Encana and Marathon benefit from having large contiguous acreage positions that allow for big development projects, experimentation, and capital efficiency. “Certainly I think having scale in a basin is very important,” said Lee Tillman, Marathon Oil president and chief executive officer, during the shale-focused panel discussion of executives.  

Above the ground, scale gives operators the ability to more effectively work with their suppliers and midstream providers. “They know you're going to be around to pay your bills in the future. I think that's important. It gives you the ability to negotiate,” Tillman said.

At the same time, having a multi-basin strategy is also necessary “because, at the end of the day, if you're going to generate free cash flow, you have to have some assets that are actually in that more mature phase that can drive cash flow,” he said.

Tillman named the Eagle Ford and Bakken shales, respectively in South Texas and North Dakota, as Marathon’s most capital efficient positions. “I would compare the returns in the Eagle Ford to anything,” he said, given its $4-5 million/well completion costs, oiliness, and Louisiana light sweet pricing. “There's really nothing today on a zone-by-zone basis that can touch the Eagle Ford.”

Those basins allow the operator to delineate and test concepts in its less mature areas in the Oklahoma SCOOP and STACK plays and the Permian’s northern Delaware Basin, “while still meeting that mandate from our investors” to return them cash, he said.

That stability is critical because, Tillman said, “The worst thing you can do for capital efficiency is to cycle activity up and down, and I think as an industry that’s where we’ve been.” For example, capital budgets increased last year as crude prices remained high and then decreased this year after last fall’s price drop off. “That's why we have an execution-level plan at a minimum across a full 2 years—our budget year and 1 more year."

Marathon has planned for $50/bbl oil over the next couple of years and says its breakevens are well below that level. “The lowest-cost, highest-margin producer wins at any commodity price environment,” he said.

Shale’s “only real limiter for the foreseeable future,” Suttles said, will be capital. Last year’s rise in spending “pushed investors away from the sector for a while because they were concerned about discipline.” A lack of discipline means a lack of longer-term investment.

Engineers and Geoscientists Matter

Another benefit of Marathon’s multi-basin strategy is the wide-ranging development experience and perspective gained by its engineers and geoscientists who work across the different positions.

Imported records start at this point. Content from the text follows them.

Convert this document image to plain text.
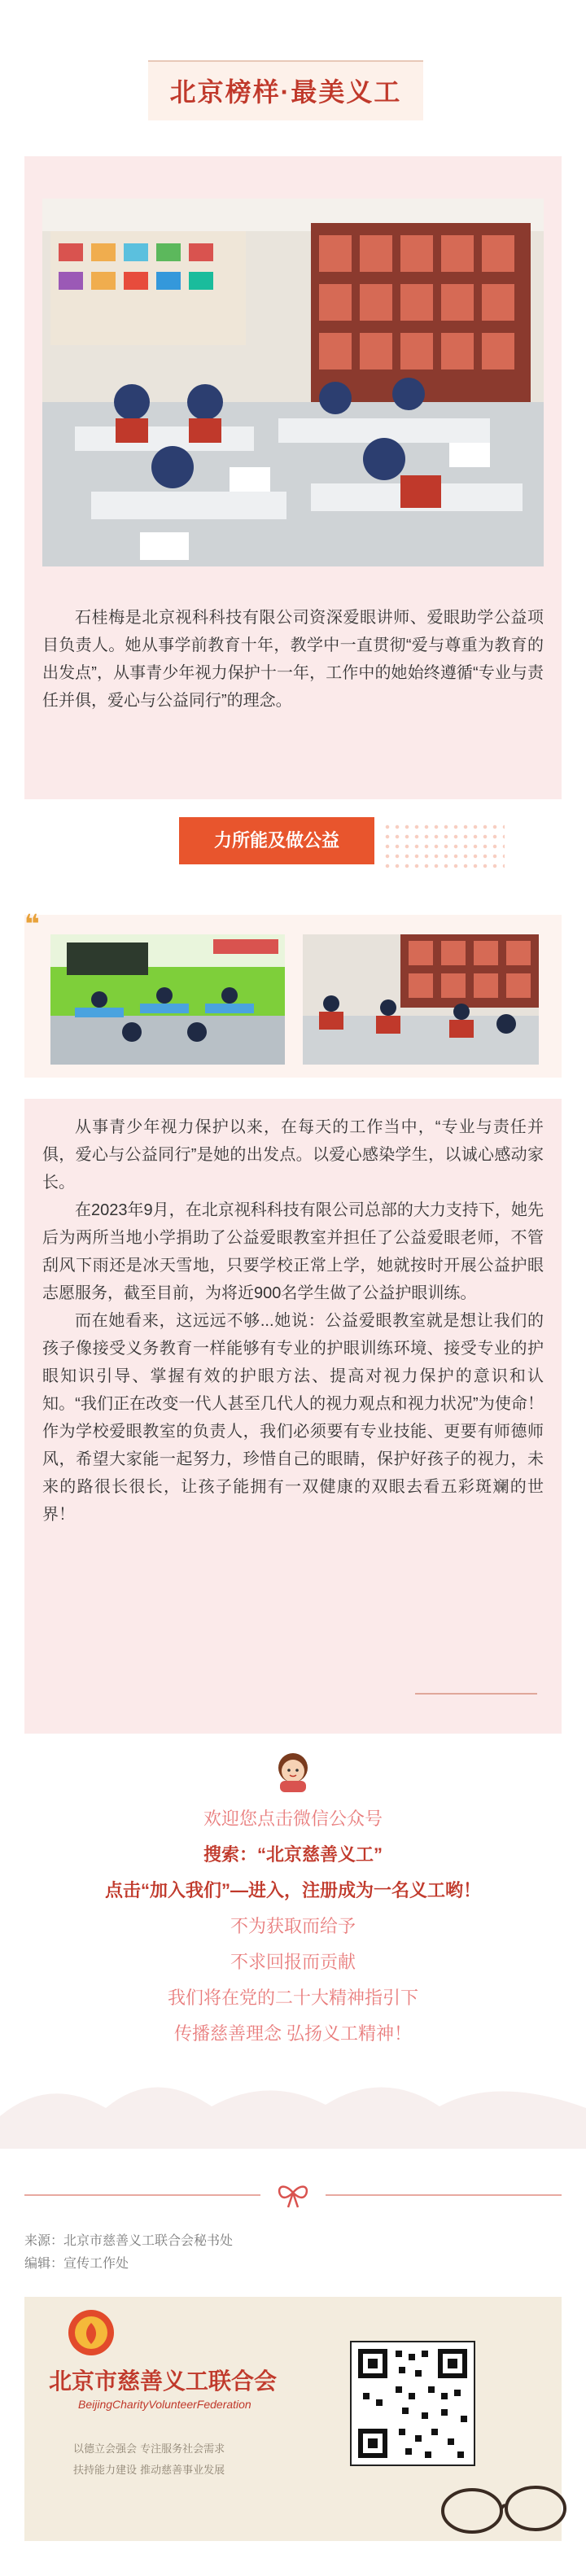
北京榜样·最美义工

石桂梅是北京视科科技有限公司资深爱眼讲师、爱眼助学公益项目负责人。她从事学前教育十年，教学中一直贯彻“爱与尊重为教育的出发点”，从事青少年视力保护十一年，工作中的她始终遵循“专业与责任并俱，爱心与公益同行”的理念。

力所能及做公益
❝

从事青少年视力保护以来，在每天的工作当中，“专业与责任并俱，爱心与公益同行”是她的出发点。以爱心感染学生，以诚心感动家长。

在2023年9月，在北京视科科技有限公司总部的大力支持下，她先后为两所当地小学捐助了公益爱眼教室并担任了公益爱眼老师，不管刮风下雨还是冰天雪地，只要学校正常上学，她就按时开展公益护眼志愿服务，截至目前，为将近900名学生做了公益护眼训练。

而在她看来，这远远不够...她说：公益爱眼教室就是想让我们的孩子像接受义务教育一样能够有专业的护眼训练环境、接受专业的护眼知识引导、掌握有效的护眼方法、提高对视力保护的意识和认知。“我们正在改变一代人甚至几代人的视力观点和视力状况”为使命！作为学校爱眼教室的负责人，我们必须要有专业技能、更要有师德师风，希望大家能一起努力，珍惜自己的眼睛，保护好孩子的视力，未来的路很长很长，让孩子能拥有一双健康的双眼去看五彩斑斓的世界！

欢迎您点击微信公众号
搜索：“北京慈善义工”
点击“加入我们”—进入，注册成为一名义工哟！
不为获取而给予
不求回报而贡献
我们将在党的二十大精神指引下
传播慈善理念 弘扬义工精神！
来源：北京市慈善义工联合会秘书处
编辑：宣传工作处
北京市慈善义工联合会
BeijingCharityVolunteerFederation
以德立会强会 专注服务社会需求
扶持能力建设 推动慈善事业发展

“They see assets at different points in their development cycle,” Tillman explained. “They see different geologies. They see different completion designs, different spacing designs, different subsurface workflows that we use to be more predictive.” These learnings can then be transferred across the organization.

While “the rock” and technology are key drivers for operator success, people remain the most critical factor, he said. Suttles agreed, noting that good organizational culture is needed to continually innovate and extract value from shale. He pointed out that Encana’s cube approach is a result of a culture of collaboration within his company.

“The first time we ever did multiple drilling rigs on a single pad followed by multiple frac spreads on a single pad was in the Duvernay [Shale] in Canada—the first time it had ever been done in the world.” Deployment of the cube wouldn’t have evolved to where it is now without Encana’s Eagle Ford team mastering high-intensity completions and its Permian team pioneering 3D development.

Every cube is required to have a cycle time of 90 days or fewer, which is financially efficient but also accelerates learnings in the development concept. “We get data back every 90 days so the next cube learns from the last one” and is better than the last one, he said.

Mark Gunnin, president of Hunt Oil, added that successful shale operators cultivate “a culture of risk-taking innovation” and personnel are empowered to maintain that culture. Suttles said the unique thing about shale development is that “you can constantly experiment. You get results back very quickly. The experiments are cheap, and if they work, you can replicate them thousands of times.”